No, just wanted to report this

TruePluto commented 1 year ago

I don't think It is a good idea to make a DockPanel as a ObservableObject because it is a class of view, ObservableObject is used as a ViewModel but if you insist you can try the following code

[ObservableObject]
partial class OutputDockPane : DockPane
{
}
SkyGen commented 1 year ago

Thanks @TruePluto

Sergio0694 commented 1 year ago

This is by design. As mentioned, C# doesn't support multiple inheritance. For situations like these though, you can work around it and get the same functionality by using [ObservableObject], that's exactly what it's made for 🙂 My suggestion would be to have a base type like this:

[ObservableObject]
public abstract partial class ObservableDockPane : DockPane
{
}

And then just always inherit from this one for your types. This will give you the same features but it will greatly reduce binary size compared to just always using [ObservableObject] in each of your types (as this way the code will be shared).

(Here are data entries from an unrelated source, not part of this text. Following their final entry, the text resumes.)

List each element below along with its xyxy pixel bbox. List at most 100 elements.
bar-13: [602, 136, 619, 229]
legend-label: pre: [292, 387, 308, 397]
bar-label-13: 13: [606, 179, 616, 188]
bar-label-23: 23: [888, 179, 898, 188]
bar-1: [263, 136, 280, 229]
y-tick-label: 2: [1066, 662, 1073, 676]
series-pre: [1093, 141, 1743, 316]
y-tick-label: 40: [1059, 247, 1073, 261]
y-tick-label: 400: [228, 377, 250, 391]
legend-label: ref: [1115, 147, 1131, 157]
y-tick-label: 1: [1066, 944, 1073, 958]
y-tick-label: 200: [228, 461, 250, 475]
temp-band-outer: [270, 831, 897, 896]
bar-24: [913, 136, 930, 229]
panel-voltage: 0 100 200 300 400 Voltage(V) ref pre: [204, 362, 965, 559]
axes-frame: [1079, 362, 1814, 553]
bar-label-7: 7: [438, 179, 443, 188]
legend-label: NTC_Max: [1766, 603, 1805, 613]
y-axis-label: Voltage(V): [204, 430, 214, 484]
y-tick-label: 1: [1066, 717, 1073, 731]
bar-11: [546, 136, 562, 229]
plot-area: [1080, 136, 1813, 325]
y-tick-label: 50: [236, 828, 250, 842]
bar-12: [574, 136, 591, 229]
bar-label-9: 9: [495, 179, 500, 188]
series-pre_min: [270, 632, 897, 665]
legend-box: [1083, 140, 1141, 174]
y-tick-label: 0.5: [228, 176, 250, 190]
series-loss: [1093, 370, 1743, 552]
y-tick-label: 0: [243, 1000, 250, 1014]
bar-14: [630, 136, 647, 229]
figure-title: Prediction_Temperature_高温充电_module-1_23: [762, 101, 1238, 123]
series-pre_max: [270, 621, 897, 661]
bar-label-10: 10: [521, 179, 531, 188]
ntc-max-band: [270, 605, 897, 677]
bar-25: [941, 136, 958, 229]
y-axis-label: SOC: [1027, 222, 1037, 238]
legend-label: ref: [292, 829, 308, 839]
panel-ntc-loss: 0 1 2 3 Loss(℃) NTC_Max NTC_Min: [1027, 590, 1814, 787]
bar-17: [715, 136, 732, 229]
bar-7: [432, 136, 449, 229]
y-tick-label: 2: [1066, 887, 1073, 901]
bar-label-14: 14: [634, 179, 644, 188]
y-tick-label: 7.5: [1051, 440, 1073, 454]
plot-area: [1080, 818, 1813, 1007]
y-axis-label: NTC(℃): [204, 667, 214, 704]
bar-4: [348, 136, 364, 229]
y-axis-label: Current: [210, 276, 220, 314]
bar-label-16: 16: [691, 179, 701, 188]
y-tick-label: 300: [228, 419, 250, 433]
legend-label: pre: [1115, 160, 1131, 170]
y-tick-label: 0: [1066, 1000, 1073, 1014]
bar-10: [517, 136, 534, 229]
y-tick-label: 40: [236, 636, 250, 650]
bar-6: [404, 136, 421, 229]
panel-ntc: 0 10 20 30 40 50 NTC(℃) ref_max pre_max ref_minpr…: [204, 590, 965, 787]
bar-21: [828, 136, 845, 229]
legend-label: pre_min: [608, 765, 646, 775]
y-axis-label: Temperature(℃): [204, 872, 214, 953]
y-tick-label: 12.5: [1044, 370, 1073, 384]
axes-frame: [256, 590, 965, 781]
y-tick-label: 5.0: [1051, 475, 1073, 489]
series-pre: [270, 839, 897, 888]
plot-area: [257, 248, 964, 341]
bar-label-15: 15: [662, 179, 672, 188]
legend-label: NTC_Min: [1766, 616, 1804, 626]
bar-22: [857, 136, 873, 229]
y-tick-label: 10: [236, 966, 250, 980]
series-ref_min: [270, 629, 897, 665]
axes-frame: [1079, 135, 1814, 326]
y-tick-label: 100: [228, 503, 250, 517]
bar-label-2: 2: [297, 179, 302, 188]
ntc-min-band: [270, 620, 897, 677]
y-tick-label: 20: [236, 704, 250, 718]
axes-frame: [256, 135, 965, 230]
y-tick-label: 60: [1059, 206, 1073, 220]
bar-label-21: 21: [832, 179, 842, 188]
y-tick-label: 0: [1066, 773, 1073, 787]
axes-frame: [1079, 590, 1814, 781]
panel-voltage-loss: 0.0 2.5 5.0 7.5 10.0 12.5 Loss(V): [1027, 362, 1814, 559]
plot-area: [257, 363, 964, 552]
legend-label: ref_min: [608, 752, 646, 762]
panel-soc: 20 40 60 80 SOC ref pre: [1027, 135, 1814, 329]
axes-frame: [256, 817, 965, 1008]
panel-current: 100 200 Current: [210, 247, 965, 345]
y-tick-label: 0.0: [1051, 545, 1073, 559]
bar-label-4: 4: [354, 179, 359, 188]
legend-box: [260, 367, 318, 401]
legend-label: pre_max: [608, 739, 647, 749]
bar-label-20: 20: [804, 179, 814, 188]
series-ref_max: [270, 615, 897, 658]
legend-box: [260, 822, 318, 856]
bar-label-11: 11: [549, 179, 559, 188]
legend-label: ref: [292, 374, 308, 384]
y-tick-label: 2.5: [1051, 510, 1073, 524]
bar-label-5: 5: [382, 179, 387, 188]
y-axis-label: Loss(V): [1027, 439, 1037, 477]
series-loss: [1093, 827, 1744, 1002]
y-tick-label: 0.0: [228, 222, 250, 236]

SkyGen commented 1 year ago

Much thanks, @Sergio0694. Unfortunatley I can't use the attribute decoration either because one of the DockPane base classes implements INotifyPropertyChanged. I really like the idea of simplified code, though, and I'll keep ObserableObject in mind for other projects. I like your implementation better than that in DockPane - I may try to convince some around here with some changes, thanks! Keep up the great work!